Tenter d’évoquer en seulement quelques centaines de pages la musique traditionnelle et sa relation à la société irlandaise pourra sembler une gageure, tant elle est intimement liée à l’histoire complexe du pays. Que ce travail soit, en outre, réalisé par un non-irlandais ne manquera pas d’étonner. Les avantages et inconvénients de cette vision extérieure sont cependant évidents : détaché des a priori inévitables auxquels serait confronté un Irlandais examinant sa propre société, je suis sans doute en proie à d’autres préjugés, différents, proposant une vision singulière de la société irlandaise et son évolution au fil des siècles – súil eile, un autre regard.

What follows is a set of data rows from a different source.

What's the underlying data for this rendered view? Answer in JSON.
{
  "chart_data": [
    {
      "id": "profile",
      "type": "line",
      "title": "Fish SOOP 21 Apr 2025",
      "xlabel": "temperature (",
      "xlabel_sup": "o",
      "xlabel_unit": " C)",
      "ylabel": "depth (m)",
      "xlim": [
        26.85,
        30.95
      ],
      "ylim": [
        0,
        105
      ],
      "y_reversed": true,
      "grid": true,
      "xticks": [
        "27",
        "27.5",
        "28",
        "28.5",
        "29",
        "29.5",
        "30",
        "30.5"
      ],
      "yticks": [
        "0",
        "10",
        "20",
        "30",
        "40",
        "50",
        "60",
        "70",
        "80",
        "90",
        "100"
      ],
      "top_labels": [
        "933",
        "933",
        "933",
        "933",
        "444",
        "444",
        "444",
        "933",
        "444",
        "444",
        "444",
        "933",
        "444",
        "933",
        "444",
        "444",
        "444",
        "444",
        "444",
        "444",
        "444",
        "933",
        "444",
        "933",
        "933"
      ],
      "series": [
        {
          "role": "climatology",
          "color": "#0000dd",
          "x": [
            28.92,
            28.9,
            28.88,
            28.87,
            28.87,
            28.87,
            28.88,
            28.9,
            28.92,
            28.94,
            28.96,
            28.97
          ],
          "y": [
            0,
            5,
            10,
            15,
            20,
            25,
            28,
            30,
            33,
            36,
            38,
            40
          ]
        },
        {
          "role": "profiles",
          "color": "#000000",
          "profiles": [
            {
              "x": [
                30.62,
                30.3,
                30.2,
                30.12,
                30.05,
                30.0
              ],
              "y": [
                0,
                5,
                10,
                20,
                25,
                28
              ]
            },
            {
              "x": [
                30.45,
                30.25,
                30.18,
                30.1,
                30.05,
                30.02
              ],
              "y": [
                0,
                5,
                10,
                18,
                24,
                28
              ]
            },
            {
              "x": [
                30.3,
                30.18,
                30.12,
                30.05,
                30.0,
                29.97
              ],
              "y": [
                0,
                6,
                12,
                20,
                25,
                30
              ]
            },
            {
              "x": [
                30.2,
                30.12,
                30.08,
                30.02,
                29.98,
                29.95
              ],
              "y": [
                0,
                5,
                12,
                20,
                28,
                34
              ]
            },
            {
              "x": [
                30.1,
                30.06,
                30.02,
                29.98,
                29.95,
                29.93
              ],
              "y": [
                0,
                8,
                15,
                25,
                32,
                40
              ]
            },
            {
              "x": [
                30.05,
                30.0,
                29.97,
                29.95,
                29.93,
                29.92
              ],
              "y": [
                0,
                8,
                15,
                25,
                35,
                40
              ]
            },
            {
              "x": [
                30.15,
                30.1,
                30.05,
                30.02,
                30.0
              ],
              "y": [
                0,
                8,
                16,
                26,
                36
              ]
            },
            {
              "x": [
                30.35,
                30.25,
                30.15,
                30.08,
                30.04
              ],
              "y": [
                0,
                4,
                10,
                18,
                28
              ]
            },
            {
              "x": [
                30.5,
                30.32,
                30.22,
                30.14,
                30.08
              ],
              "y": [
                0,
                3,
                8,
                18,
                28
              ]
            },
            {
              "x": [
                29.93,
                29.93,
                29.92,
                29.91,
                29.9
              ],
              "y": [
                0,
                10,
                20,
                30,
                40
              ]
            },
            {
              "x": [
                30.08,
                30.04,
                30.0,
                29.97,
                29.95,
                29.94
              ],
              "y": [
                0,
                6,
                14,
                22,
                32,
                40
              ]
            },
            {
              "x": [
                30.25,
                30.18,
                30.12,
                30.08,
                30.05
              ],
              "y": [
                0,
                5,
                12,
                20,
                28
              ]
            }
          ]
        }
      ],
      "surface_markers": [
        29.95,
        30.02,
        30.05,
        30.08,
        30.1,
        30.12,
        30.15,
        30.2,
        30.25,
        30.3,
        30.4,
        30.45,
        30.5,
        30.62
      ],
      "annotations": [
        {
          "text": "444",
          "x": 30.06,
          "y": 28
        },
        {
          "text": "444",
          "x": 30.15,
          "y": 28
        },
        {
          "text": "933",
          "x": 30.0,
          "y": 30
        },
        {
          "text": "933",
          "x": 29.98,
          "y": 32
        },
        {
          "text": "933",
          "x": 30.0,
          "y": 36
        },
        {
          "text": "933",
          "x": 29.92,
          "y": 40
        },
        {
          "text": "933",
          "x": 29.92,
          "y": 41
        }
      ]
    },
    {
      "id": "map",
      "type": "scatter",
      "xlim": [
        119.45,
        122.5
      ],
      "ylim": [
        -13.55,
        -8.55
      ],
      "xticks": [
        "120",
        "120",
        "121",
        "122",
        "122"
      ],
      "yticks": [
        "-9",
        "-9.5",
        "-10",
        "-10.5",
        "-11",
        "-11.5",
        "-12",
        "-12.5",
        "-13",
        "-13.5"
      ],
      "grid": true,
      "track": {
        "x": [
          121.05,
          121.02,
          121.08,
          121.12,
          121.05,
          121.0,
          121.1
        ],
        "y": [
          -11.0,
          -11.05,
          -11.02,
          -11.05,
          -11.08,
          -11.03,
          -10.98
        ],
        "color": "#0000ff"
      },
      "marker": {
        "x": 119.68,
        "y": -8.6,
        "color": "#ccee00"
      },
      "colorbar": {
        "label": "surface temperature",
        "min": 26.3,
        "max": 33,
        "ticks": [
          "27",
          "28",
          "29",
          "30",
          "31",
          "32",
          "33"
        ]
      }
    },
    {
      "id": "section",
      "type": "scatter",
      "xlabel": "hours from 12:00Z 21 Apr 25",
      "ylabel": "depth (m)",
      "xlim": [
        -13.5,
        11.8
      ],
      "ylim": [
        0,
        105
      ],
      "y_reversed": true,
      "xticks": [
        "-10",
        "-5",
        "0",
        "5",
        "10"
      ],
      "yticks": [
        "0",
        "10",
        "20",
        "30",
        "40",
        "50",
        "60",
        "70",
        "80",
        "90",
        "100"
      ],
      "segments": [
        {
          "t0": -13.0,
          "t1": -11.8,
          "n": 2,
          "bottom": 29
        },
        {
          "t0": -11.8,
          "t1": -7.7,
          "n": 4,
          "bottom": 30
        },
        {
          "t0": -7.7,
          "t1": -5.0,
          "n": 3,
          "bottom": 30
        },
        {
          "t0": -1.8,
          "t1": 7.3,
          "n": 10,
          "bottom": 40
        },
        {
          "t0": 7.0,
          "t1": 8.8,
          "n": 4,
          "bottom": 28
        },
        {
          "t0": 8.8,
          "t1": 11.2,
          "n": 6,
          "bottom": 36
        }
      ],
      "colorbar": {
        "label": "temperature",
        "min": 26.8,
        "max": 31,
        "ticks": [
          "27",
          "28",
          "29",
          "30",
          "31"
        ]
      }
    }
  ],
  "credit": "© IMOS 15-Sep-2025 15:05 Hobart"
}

Ma volonté de faire connaître l’Irlande et de partager une passion parfois envahissante s’accompagne également d’une interrogation sur l’image de la musique traditionnelle dans le monde, dont la seule évocation fait parfois sourire les plus intolérants. Cette cohabitation entre des musiques séculaires et d’autres que je qualifierai volontiers de « PPH »1 est d’ailleurs représentative des intenses conflits qui déchirent aujourd’hui les sociétés occidentales. Bien qu’ils n’en soient pas responsables, les principaux détracteurs des musiques traditionnelles se confondent souvent avec les foules anonymes, urbaines, déracinées ou récusant leurs racines pour diverses raisons, essentiellement liées au rejet d’une image de pauvreté ou d’inculture. Le reproche est d’ailleurs constant : « c’est toujours la même chose ! ». Exactement ce que disent les amateurs d’opéra sur le hip-hop. Et vice-versa.

Au mieux, les musiques traditionnelles sont considérées avec une certaine condescendance bienveillante par les tenants d’une grande musique classique européenne, parfois appelée Art Music en Grande-Bretagne, et « Grande Musique » en France. Au pire, ces musiques traditionnelles se voient rebaptisées « Musiques Folkloriques » dans des festivals sans âme ← xvii | xviii → où des danseurs et musiciens costumés viennent représenter leur pays et participer à des compétitions : saisira-t-on un jour l’incohérence et l’ignorance que trahit une telle vision du monde ? Car ici, on ne cherche pas à comprendre cette musique, ni le contexte qui l’a produite. Le passé y est sacralisé, le futur éludé.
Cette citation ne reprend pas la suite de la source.